Have you projected the cost of your health benefits in 2018 and beyond? One of the significant revenue raisers under the ACA is the so-called Cadillac excise tax – a non-deductible 40% excise tax on high-cost health plans starting in 2018. The excise tax will apply to health benefits that cost more than $10,200 for individual coverage or $27,500 for family coverage. The cost of health benefits will be based on COBRA premiums. The $10,200 and $27,500 thresholds will be indexed but at a rate below medical inflation so that, over time, more and more health plans will – if no action is taken – exceed the thresholds. For that reason, you may want to project when your health benefits may reach the thresholds.

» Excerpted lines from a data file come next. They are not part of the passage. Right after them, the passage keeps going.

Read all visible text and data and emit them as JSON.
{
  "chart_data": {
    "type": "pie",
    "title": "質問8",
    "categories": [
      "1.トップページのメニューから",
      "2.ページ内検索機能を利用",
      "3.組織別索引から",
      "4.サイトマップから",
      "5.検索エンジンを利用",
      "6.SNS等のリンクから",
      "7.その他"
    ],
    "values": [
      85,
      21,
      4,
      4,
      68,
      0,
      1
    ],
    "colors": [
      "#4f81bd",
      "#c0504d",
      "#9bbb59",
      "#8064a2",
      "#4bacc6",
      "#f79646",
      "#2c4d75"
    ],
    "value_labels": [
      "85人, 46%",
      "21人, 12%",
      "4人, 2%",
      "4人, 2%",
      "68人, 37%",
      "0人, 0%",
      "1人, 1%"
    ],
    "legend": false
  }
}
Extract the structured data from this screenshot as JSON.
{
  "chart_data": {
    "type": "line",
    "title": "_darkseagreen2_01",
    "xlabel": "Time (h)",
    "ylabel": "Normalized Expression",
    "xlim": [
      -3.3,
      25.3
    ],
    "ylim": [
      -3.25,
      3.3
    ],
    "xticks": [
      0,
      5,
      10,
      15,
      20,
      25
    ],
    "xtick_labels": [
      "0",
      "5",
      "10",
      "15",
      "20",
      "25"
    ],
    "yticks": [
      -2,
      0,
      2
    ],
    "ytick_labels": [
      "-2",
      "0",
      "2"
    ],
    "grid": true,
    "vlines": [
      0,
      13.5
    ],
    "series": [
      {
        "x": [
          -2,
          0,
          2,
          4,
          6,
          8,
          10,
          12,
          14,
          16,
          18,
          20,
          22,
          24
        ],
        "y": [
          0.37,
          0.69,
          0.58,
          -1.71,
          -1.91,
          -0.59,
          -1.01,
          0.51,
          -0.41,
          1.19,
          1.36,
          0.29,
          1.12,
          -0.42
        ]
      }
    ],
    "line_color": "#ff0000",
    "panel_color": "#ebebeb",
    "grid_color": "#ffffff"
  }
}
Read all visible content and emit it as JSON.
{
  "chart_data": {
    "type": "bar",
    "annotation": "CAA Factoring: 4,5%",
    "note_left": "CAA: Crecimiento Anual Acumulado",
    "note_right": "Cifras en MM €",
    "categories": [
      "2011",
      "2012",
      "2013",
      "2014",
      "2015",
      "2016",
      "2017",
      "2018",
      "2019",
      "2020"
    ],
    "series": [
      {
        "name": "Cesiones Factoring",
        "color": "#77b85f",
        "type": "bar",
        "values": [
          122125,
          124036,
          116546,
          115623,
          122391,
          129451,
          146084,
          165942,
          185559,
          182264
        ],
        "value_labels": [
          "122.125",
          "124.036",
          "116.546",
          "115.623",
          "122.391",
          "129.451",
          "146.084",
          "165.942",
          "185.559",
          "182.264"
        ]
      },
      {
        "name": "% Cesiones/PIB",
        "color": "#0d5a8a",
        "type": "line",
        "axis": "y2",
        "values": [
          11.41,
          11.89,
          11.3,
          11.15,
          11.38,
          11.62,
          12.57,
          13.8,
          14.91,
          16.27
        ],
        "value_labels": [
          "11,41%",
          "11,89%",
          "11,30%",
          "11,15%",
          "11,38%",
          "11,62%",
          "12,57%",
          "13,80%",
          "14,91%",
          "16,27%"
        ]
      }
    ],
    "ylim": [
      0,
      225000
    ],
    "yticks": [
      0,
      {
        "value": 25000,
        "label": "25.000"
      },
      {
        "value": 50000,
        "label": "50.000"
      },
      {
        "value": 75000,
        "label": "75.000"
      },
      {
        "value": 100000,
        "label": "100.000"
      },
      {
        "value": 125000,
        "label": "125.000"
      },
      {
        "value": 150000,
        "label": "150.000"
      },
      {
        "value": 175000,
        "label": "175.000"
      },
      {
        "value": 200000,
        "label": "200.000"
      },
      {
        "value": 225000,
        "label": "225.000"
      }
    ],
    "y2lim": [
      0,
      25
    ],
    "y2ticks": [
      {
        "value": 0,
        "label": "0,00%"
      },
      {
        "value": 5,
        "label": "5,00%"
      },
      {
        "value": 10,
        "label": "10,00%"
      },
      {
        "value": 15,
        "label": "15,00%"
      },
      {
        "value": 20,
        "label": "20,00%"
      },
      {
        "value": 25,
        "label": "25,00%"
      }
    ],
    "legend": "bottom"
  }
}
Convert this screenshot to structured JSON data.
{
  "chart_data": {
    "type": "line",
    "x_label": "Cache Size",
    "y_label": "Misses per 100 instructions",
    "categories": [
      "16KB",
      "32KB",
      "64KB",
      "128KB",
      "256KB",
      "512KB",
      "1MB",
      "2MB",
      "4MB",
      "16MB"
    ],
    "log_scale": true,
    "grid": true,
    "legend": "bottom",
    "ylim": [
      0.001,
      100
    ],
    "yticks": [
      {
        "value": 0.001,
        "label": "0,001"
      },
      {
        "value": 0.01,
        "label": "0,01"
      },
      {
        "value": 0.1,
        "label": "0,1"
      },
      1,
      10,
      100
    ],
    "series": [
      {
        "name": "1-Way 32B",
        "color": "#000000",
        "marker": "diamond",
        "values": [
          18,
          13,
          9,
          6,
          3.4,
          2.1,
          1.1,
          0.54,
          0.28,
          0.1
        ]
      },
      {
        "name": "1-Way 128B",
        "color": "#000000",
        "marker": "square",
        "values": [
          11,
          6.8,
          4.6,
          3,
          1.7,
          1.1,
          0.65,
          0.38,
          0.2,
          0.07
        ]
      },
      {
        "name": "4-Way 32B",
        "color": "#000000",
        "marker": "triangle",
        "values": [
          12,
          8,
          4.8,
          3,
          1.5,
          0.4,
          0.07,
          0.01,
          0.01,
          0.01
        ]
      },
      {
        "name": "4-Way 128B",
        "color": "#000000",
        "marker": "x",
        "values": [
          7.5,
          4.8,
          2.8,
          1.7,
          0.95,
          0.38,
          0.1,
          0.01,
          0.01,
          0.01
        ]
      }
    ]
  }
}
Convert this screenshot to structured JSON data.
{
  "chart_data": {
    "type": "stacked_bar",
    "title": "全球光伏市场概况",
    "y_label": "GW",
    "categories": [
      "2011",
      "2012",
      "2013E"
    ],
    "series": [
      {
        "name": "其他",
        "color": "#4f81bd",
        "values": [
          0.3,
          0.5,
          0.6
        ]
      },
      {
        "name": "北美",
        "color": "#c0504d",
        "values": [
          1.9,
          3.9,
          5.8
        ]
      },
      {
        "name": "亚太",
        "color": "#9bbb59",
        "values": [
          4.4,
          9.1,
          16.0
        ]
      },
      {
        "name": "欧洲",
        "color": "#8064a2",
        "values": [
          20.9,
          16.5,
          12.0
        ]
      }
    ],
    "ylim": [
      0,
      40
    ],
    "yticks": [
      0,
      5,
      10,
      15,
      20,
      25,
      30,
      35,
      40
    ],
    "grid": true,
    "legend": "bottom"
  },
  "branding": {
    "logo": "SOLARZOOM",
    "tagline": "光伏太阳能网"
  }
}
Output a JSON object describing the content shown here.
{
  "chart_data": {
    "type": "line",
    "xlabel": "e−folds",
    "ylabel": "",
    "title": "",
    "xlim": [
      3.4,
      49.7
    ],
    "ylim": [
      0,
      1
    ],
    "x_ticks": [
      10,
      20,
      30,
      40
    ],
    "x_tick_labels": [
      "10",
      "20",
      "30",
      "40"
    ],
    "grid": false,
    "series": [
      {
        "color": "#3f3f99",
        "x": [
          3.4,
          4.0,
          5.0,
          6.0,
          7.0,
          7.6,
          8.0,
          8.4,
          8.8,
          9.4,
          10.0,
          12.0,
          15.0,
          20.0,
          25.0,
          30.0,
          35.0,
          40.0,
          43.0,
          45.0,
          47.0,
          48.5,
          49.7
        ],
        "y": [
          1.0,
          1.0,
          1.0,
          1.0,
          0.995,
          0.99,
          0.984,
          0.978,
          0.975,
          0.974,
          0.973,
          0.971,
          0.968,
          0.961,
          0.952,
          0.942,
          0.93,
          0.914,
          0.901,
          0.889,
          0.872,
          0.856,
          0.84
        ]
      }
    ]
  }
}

For purposes of the Cadillac excise tax, minimum essential coverage and some types of excepted benefits are included in the cost. Medical coverage must be aggregated with health flexible spending accounts (FSAs), health reimbursement accounts (HRAs) and employer and employee pre-tax contributions to employees' health savings accounts (HSAs). If an employer has an on-site health clinic providing routine care, the COBRA value of the clinic is also factored into the calculation. Insured dental and vision coverage are excluded from the calculation and we expect that the IRS will also exclude self-insured dental and vision coverage. Several special rules and adjustments will provide somewhat higher thresholds for retirees and certain other groups.

To postpone the application of the Cadillac excise tax, employers may resort to the strategies such as eliminating some benefits (such as health FSAs and employee pre-tax contributions to HSAs) and increasing participant cost sharing. Narrow networks, reference pricing (when and where available) and payment reform (pay for value instead of pay for volume) may also help. Interestingly, most of the funds that the Congressional Budget Office (CBO) expects to collect in connection with the Cadillac excise tax is not from the excise tax itself. Rather, the CBO expects to collect more payroll taxes as employers shift from non-taxable health coverage to taxable wages. And of course we continue to hope that Congress will repeal or at least modify the excise tax, if not by 2018 at least within a few years after.